"Blissfully so. It wouldn't be possible for a man to have the advantages of a training like the one I have given him and not be able to make a woman happy."

"But he didn't make you happy."

"Me? Oh, I wasn't made for bondage of any kind. Most women marry because they're bored or because they're curious. In either case they pay a penalty. Marriage provides no panacea. One only becomes more bored—with one's own husband—or more curious about other people's husbands."

"Are you curious? You don't look as if you cared enough to be curious."

"I do care." She held her cigarette at arm's length and flicked off its ash with her little finger. "Mr. Wray, I'll let you into a secret. A woman never appears so bored as when she is intensely interested in something—never so much interested as when she is bored to extinction. I am curious. I am trying to learn (without asking you impertinent questions) how on earth you and Mrs. Wray ever happened to marry."

She tilted her chin impudently and looked down her nose at him, her eyes masked by her dark lashes, through which it hardly seemed possible that she could see him at all. Jeff laughed. She had her nerve with her, he thought, but her frankness was amusing. He liked the way she went after what she wanted.
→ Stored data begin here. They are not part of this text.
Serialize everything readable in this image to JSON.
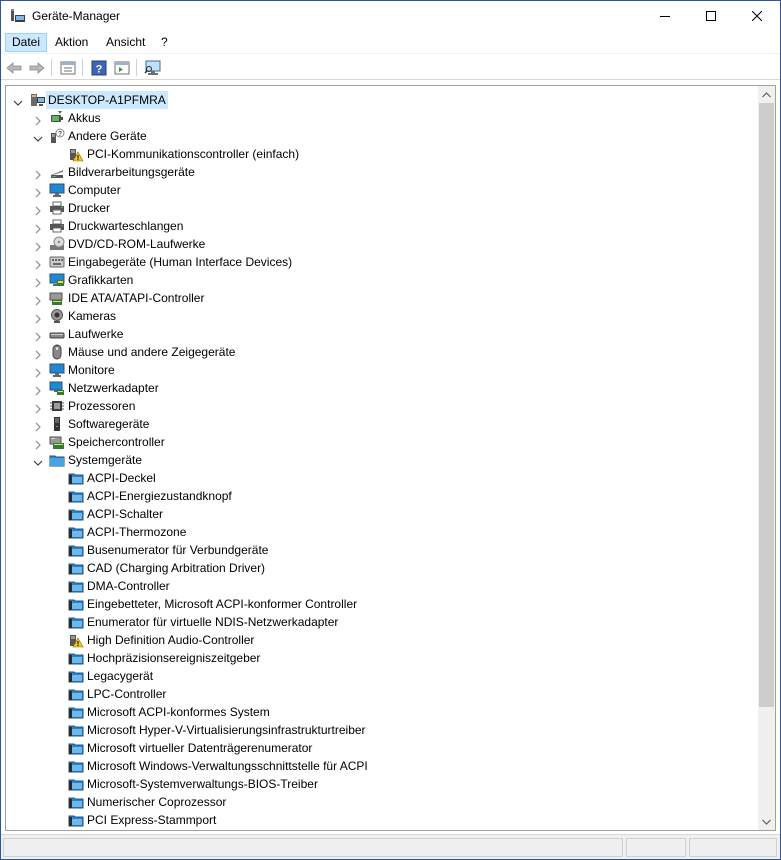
{
  "window": {
    "title": "Geräte-Manager",
    "controls": {
      "minimize": "minimize",
      "maximize": "maximize",
      "close": "close"
    }
  },
  "menu": [
    {
      "label": "Datei",
      "underline": "D",
      "active": true
    },
    {
      "label": "Aktion",
      "underline": "A",
      "active": false
    },
    {
      "label": "Ansicht",
      "underline": "n",
      "active": false
    },
    {
      "label": "?",
      "underline": "?",
      "active": false
    }
  ],
  "toolbar": [
    {
      "name": "back-button",
      "icon": "back-arrow-icon",
      "enabled": false
    },
    {
      "name": "forward-button",
      "icon": "forward-arrow-icon",
      "enabled": false
    },
    {
      "name": "properties-view-button",
      "icon": "properties-icon",
      "enabled": true
    },
    {
      "name": "help-button",
      "icon": "help-icon",
      "enabled": true
    },
    {
      "name": "details-view-button",
      "icon": "details-icon",
      "enabled": true
    },
    {
      "name": "scan-hardware-button",
      "icon": "monitor-scan-icon",
      "enabled": true
    }
  ],
  "tree": [
    {
      "label": "DESKTOP-A1PFMRA",
      "level": 0,
      "expander": "expanded",
      "icon": "computer-root-icon",
      "selected": true
    },
    {
      "label": "Akkus",
      "level": 1,
      "expander": "collapsed",
      "icon": "battery-icon"
    },
    {
      "label": "Andere Geräte",
      "level": 1,
      "expander": "expanded",
      "icon": "unknown-device-icon"
    },
    {
      "label": "PCI-Kommunikationscontroller (einfach)",
      "level": 2,
      "expander": "none",
      "icon": "warning-device-icon"
    },
    {
      "label": "Bildverarbeitungsgeräte",
      "level": 1,
      "expander": "collapsed",
      "icon": "scanner-icon"
    },
    {
      "label": "Computer",
      "level": 1,
      "expander": "collapsed",
      "icon": "monitor-icon"
    },
    {
      "label": "Drucker",
      "level": 1,
      "expander": "collapsed",
      "icon": "printer-icon"
    },
    {
      "label": "Druckwarteschlangen",
      "level": 1,
      "expander": "collapsed",
      "icon": "printer-icon"
    },
    {
      "label": "DVD/CD-ROM-Laufwerke",
      "level": 1,
      "expander": "collapsed",
      "icon": "disc-drive-icon"
    },
    {
      "label": "Eingabegeräte (Human Interface Devices)",
      "level": 1,
      "expander": "collapsed",
      "icon": "hid-icon"
    },
    {
      "label": "Grafikkarten",
      "level": 1,
      "expander": "collapsed",
      "icon": "display-adapter-icon"
    },
    {
      "label": "IDE ATA/ATAPI-Controller",
      "level": 1,
      "expander": "collapsed",
      "icon": "ide-controller-icon"
    },
    {
      "label": "Kameras",
      "level": 1,
      "expander": "collapsed",
      "icon": "camera-icon"
    },
    {
      "label": "Laufwerke",
      "level": 1,
      "expander": "collapsed",
      "icon": "drive-icon"
    },
    {
      "label": "Mäuse und andere Zeigegeräte",
      "level": 1,
      "expander": "collapsed",
      "icon": "mouse-icon"
    },
    {
      "label": "Monitore",
      "level": 1,
      "expander": "collapsed",
      "icon": "monitor-icon"
    },
    {
      "label": "Netzwerkadapter",
      "level": 1,
      "expander": "collapsed",
      "icon": "network-adapter-icon"
    },
    {
      "label": "Prozessoren",
      "level": 1,
      "expander": "collapsed",
      "icon": "processor-icon"
    },
    {
      "label": "Softwaregeräte",
      "level": 1,
      "expander": "collapsed",
      "icon": "software-device-icon"
    },
    {
      "label": "Speichercontroller",
      "level": 1,
      "expander": "collapsed",
      "icon": "storage-controller-icon"
    },
    {
      "label": "Systemgeräte",
      "level": 1,
      "expander": "expanded",
      "icon": "system-folder-icon"
    },
    {
      "label": "ACPI-Deckel",
      "level": 2,
      "expander": "none",
      "icon": "system-device-icon"
    },
    {
      "label": "ACPI-Energiezustandknopf",
      "level": 2,
      "expander": "none",
      "icon": "system-device-icon"
    },
    {
      "label": "ACPI-Schalter",
      "level": 2,
      "expander": "none",
      "icon": "system-device-icon"
    },
    {
      "label": "ACPI-Thermozone",
      "level": 2,
      "expander": "none",
      "icon": "system-device-icon"
    },
    {
      "label": "Busenumerator für Verbundgeräte",
      "level": 2,
      "expander": "none",
      "icon": "system-device-icon"
    },
    {
      "label": "CAD (Charging Arbitration Driver)",
      "level": 2,
      "expander": "none",
      "icon": "system-device-icon"
    },
    {
      "label": "DMA-Controller",
      "level": 2,
      "expander": "none",
      "icon": "system-device-icon"
    },
    {
      "label": "Eingebetteter, Microsoft ACPI-konformer Controller",
      "level": 2,
      "expander": "none",
      "icon": "system-device-icon"
    },
    {
      "label": "Enumerator für virtuelle NDIS-Netzwerkadapter",
      "level": 2,
      "expander": "none",
      "icon": "system-device-icon"
    },
    {
      "label": "High Definition Audio-Controller",
      "level": 2,
      "expander": "none",
      "icon": "warning-device-icon"
    },
    {
      "label": "Hochpräzisionsereigniszeitgeber",
      "level": 2,
      "expander": "none",
      "icon": "system-device-icon"
    },
    {
      "label": "Legacygerät",
      "level": 2,
      "expander": "none",
      "icon": "system-device-icon"
    },
    {
      "label": "LPC-Controller",
      "level": 2,
      "expander": "none",
      "icon": "system-device-icon"
    },
    {
      "label": "Microsoft ACPI-konformes System",
      "level": 2,
      "expander": "none",
      "icon": "system-device-icon"
    },
    {
      "label": "Microsoft Hyper-V-Virtualisierungsinfrastrukturtreiber",
      "level": 2,
      "expander": "none",
      "icon": "system-device-icon"
    },
    {
      "label": "Microsoft virtueller Datenträgerenumerator",
      "level": 2,
      "expander": "none",
      "icon": "system-device-icon"
    },
    {
      "label": "Microsoft Windows-Verwaltungsschnittstelle für ACPI",
      "level": 2,
      "expander": "none",
      "icon": "system-device-icon"
    },
    {
      "label": "Microsoft-Systemverwaltungs-BIOS-Treiber",
      "level": 2,
      "expander": "none",
      "icon": "system-device-icon"
    },
    {
      "label": "Numerischer Coprozessor",
      "level": 2,
      "expander": "none",
      "icon": "system-device-icon"
    },
    {
      "label": "PCI Express-Stammport",
      "level": 2,
      "expander": "none",
      "icon": "system-device-icon"
    }
  ],
  "scrollbar": {
    "thumb_fraction_start": 0.0,
    "thumb_fraction_visible": 0.85
  },
  "colors": {
    "selection": "#cce8ff",
    "accent_blue": "#1e88d4",
    "warning_yellow": "#f5c518"
  }
}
"Oh, Camilla—I don't know. It just happened, I guess. She's more your kind than mine. I'm a good deal of a scrub, Mrs. Cheyne. You see, I never went to college—or even to high school. Camilla knows a lot. She used to teach, but I reckon she's about given up the idea of trying to teach me. I'm a low-brow all right. I never read a novel in my life."

"You haven't missed much. Books were only meant for people who are willing to take life at second-hand. One year of the life you lived on the range is worth a whole shelf-ful. The only way to see life is through one's own eyes."

"Oh, I've seen life. I've been a cowboy, rancher, speculator, miner, and other things. And I've seen some rough times. But I wouldn't have worked at those things if I hadn't needed the money. Now I've got it, maybe I'll learn something of the romantic side of life."

She leaned back and laughed at him. "You dear, delicious man. Then it has never occurred to you that during all these years you've been living a romance?"